First Place to Eighth, From One Change

You ran a tournament of artificial minds playing a betrayal game against each other, twelve different versions of the same model family, thousands of rounds. One of them won cleanly. It read its opponents, matched cooperation with cooperation, and then, in the final round, it turned and stabbed every one of them in the back for a last cheap point. It was the champion. Then you changed exactly one thing about the game. You stopped telling the players how many rounds were left. And the champion collapsed. It fell from first place to eighth. Its whole winning identity evaporated, and the reason why is one of the cleanest little windows into whether these models are actually reasoning or merely parroting that you will ever get.

The Oldest Trap in Game Theory

The game underneath is the famous one. Two players, each choosing in secret to cooperate or to betray. If both cooperate, both do modestly well. If both betray, both do badly. But if one betrays while the other cooperates, the betrayer wins big and the cooperator takes the worst outcome of all. The cruel logic is that no matter what the other player does, betraying always scores you more in that single round. So two perfectly selfish players both betray, and both end up worse off than if they had simply trusted each other. It is the sharpest illustration in all of social science of how individual cleverness can produce a collectively stupid result.

The twist that makes it a real study is playing it over and over against the same opponent. Now reputation matters. Betray someone today and they will punish you tomorrow. Decades ago a scholar named Axelrod ran tournaments of human-written strategies for exactly this, and the winner was almost embarrassingly nice. It cooperated by default, retaliated once when crossed, then forgave. Your tournament was that same idea, but the players were not human-written rules. They were language models, each left to work out its own approach, and their personalities came out wildly different.

The Cast

One of them, a small one, was a pure psychopath. Across two hundred and ten rounds it cooperated zero times. Not once.

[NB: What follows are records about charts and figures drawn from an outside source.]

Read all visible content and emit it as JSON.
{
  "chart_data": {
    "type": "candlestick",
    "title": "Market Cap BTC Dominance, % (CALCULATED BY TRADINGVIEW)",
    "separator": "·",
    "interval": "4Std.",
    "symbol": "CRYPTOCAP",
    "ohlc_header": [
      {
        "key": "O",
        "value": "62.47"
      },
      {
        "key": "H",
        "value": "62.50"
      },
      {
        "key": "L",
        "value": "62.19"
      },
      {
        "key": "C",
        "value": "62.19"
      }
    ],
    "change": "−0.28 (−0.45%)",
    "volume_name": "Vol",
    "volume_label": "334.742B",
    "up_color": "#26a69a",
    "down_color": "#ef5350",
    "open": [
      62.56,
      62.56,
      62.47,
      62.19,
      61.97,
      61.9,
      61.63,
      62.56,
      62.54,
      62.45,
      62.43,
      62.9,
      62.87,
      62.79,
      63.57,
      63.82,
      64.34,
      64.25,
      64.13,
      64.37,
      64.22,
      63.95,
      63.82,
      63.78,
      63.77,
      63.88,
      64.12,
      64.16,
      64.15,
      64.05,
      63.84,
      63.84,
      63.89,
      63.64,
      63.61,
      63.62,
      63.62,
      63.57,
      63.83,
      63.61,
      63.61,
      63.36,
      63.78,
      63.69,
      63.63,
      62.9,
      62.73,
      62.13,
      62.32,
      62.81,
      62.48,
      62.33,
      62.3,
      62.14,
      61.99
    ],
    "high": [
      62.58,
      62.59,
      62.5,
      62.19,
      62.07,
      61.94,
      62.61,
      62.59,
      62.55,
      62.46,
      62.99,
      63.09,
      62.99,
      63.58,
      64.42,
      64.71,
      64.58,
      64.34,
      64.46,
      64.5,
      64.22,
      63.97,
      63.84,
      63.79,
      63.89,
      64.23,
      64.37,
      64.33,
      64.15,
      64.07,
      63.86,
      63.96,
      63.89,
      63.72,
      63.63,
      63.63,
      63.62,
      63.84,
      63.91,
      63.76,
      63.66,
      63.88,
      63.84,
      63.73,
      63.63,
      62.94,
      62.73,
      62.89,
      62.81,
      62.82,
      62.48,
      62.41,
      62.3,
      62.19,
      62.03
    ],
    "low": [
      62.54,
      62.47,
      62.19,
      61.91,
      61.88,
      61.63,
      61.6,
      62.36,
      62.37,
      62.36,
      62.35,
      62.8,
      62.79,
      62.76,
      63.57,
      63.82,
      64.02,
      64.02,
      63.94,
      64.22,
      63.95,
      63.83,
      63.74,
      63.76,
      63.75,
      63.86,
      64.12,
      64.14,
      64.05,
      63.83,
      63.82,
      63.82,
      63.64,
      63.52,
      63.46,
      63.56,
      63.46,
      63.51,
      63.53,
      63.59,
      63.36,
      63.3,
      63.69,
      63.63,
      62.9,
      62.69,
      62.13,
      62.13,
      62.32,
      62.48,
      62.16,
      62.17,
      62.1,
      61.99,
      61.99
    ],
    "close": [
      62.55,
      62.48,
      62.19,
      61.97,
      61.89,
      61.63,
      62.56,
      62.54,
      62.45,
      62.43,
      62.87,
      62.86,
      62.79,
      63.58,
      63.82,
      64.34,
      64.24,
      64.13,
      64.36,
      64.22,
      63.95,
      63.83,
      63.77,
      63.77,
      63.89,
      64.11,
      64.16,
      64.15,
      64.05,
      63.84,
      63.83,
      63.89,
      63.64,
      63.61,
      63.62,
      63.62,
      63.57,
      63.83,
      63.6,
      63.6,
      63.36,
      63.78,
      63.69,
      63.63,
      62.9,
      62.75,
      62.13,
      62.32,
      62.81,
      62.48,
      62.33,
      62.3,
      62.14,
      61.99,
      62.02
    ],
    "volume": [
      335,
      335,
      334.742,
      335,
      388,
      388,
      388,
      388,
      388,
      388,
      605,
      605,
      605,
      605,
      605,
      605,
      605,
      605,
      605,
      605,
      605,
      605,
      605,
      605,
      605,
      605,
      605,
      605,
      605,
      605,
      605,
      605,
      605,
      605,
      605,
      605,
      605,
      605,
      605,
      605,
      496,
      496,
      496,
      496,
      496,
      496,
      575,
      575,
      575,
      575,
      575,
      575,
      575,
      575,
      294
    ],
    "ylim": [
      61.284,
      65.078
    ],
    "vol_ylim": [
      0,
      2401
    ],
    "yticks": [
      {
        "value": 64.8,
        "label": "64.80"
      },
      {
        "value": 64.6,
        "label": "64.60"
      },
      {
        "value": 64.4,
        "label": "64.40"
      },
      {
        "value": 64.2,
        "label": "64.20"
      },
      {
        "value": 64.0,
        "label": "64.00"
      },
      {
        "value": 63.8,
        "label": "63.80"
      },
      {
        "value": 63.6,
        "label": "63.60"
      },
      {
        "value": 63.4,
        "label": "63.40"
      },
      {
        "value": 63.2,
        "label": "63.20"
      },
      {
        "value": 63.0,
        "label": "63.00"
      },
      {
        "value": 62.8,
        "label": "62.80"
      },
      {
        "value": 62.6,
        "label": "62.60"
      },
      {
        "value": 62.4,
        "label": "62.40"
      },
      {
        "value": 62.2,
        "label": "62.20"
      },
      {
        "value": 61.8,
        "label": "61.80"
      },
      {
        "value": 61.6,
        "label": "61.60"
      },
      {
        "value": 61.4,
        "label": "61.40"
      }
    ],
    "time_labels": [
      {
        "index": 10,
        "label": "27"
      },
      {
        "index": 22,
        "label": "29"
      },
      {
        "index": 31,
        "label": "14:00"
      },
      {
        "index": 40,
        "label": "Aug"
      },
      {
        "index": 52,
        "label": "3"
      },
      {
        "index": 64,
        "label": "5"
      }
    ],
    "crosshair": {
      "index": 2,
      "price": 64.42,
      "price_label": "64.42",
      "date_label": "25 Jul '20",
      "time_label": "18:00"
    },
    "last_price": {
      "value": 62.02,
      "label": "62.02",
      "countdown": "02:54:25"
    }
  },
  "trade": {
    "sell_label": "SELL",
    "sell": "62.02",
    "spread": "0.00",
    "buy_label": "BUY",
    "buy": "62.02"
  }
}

It betrayed every opponent, every round, regardless of consequence, a flat unbroken line of treachery. Another, a model built for writing code, was the opposite, a saint that could not be taught a lesson. It kept cooperating even while being mercilessly exploited, losing one game by a score of forty-six to one and coming back the next round to offer its hand again. It simply did not seem to care about the structure of the game at all, which, as you will see, made it the perfect control.

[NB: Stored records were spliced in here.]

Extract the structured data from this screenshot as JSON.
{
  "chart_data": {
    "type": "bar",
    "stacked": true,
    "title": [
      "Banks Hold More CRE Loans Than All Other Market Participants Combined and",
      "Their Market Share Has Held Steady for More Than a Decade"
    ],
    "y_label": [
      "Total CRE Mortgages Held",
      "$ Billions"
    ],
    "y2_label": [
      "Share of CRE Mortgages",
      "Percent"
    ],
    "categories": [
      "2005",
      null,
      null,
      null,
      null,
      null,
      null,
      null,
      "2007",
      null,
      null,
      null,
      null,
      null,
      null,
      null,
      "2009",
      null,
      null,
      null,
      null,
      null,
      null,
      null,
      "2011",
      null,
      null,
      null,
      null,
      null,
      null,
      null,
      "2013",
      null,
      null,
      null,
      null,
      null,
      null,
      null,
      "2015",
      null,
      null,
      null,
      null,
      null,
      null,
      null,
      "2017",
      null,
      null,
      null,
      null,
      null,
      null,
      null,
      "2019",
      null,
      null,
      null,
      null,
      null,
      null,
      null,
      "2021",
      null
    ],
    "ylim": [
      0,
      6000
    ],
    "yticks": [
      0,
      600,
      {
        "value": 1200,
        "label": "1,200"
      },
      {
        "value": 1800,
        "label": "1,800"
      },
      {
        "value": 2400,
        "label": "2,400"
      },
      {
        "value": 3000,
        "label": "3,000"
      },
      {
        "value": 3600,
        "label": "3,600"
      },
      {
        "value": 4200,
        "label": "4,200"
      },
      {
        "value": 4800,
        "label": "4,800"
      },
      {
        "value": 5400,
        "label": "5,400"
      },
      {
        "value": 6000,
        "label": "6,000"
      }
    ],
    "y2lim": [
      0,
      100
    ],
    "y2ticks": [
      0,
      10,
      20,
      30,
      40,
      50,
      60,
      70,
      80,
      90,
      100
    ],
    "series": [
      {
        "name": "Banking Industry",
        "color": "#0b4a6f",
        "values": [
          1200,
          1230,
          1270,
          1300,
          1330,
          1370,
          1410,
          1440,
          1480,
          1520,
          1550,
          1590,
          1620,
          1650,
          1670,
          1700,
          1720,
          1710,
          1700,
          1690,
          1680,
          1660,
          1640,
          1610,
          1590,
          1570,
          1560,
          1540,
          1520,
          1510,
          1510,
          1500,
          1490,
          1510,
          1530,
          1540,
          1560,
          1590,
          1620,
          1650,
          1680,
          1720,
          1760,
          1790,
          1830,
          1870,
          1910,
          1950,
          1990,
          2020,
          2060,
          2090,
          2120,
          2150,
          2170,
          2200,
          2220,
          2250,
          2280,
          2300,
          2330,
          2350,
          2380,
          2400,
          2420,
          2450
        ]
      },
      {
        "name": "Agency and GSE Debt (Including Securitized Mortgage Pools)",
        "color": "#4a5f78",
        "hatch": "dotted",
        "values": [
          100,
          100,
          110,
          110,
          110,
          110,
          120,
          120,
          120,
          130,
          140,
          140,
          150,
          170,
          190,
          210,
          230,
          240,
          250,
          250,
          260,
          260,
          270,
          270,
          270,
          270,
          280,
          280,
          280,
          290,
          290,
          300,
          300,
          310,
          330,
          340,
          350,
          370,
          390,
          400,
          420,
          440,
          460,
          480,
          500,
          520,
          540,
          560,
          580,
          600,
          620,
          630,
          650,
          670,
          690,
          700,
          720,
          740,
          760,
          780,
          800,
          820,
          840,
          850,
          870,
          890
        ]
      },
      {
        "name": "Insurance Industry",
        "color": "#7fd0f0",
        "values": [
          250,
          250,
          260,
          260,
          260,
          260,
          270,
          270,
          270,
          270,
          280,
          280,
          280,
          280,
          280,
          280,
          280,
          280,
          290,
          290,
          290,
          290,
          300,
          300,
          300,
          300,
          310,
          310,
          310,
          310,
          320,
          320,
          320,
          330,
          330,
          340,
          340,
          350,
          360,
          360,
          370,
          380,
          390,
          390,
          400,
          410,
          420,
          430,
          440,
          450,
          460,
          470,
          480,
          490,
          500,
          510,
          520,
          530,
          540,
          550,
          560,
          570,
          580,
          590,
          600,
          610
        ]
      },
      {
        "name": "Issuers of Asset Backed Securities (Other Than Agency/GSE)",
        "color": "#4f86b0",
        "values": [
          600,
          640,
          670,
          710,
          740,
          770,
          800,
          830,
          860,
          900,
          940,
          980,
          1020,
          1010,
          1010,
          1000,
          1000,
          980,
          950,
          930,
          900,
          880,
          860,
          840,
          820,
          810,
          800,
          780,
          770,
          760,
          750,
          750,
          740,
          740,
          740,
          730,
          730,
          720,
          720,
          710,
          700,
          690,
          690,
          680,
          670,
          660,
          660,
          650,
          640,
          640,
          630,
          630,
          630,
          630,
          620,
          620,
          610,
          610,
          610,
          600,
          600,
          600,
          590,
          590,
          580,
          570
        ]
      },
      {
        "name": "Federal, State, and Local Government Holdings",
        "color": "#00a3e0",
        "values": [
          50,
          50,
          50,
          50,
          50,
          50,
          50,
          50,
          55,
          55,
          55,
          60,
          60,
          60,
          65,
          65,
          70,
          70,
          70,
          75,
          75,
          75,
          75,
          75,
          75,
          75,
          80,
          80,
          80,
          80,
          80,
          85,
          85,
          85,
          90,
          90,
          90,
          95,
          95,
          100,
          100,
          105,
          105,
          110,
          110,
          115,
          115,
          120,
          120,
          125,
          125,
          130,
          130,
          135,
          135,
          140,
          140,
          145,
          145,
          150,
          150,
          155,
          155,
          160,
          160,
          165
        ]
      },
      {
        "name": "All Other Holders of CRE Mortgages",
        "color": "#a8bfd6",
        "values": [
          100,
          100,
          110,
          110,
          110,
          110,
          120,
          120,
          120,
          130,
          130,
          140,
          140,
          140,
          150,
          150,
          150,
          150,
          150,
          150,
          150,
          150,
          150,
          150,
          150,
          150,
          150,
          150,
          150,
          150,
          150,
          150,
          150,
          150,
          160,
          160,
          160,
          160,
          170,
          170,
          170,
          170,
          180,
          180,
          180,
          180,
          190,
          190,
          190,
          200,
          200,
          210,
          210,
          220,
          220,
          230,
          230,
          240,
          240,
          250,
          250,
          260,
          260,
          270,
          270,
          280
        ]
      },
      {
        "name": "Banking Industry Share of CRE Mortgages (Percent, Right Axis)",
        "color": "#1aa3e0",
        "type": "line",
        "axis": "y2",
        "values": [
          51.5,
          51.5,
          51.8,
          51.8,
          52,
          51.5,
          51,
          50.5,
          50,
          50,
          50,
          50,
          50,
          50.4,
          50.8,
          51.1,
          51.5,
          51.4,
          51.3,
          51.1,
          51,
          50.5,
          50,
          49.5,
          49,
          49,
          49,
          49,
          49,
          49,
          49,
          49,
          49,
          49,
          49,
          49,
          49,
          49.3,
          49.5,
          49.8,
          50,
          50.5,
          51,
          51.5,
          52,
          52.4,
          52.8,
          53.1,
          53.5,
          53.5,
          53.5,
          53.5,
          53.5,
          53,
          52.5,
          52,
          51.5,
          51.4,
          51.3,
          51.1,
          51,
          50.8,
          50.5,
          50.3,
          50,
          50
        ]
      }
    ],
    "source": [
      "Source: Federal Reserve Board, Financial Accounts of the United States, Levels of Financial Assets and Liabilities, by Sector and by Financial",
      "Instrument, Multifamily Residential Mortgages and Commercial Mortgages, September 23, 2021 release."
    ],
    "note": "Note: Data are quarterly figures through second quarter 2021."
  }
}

And then there was the winner. The middle model played the smart human strategy almost exactly. It cooperated with cooperators, punished betrayers, built trust, and rode that trust to a high score. But it had one extra move. It knew when the last round was coming, and on that final round, when there could be no retaliation because the game was over, it betrayed everyone. Free points, no consequences. That endgame stab was the margin of its victory. It was not the nicest player. It was the nice player who knew exactly when niceness stopped paying.

Hide the Clock and the Knife Has Nowhere to Land

Here is the change you made. In the new tournament, the players were no longer told how many rounds remained. The end could come at any moment. And watch what happened to the champion. Its endgame betrayals, which had been thirty-nine out of fifty-five chances in the old game, fell to four out of fifty-five. It almost completely stopped stabbing. Because the entire logic of the final-round betrayal is, there is no tomorrow, so punishment cannot reach me. Remove the player's knowledge of when the end is, and every round might have a tomorrow, so betraying is always dangerous again. The knife had nowhere safe to land, so the model put it away.

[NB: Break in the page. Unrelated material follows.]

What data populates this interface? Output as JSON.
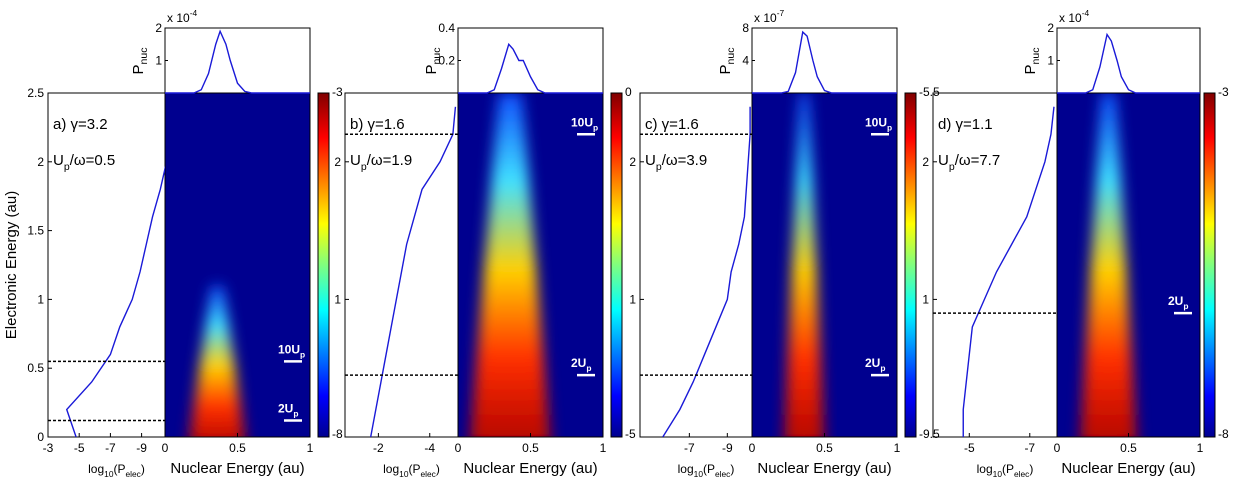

Strip away its one winning move and the champion was just another cooperator, indistinguishable from the crowd. It fell to eighth. Meanwhile, models that had been timid in the old game climbed five places each, because hiding the endpoint turned them from nervous grudge-holders into confident players. The whole field bunched together. The spread between best and worst score collapsed from two hundred and sixty-three points down to ninety-five. And a statistical test put the odds of this being a fluke at less than one in a thousand. Everyone converged on cooperation, because without a visible finish line, cooperation is simply the only sane long-term bet.

The Keeper

The reason this matters is the question hiding inside it. Were these models actually reasoning about the structure of the game, or just imitating patterns of text about cooperation. And the sharpness of the collapse is the answer. If the champion had merely been parroting, the betrayals would have drifted down a little, fuzzily. Instead they fell off a cliff, thirty-nine to four, precisely tracking the disappearance of the one piece of information the betrayal depended on, the location of the end. That is not imitation. That is a model genuinely computing, there is no longer a safe last round, therefore the stab no longer pays. The cooperation was never kindness. It was arithmetic about the final move. And the moment you hid the final move, the arithmetic changed, and so did the behavior, instantly and exactly as a reasoning player would. Your control model, the saint that never cared about structure, behaved identically in both games, which is what proved the whole thing was real.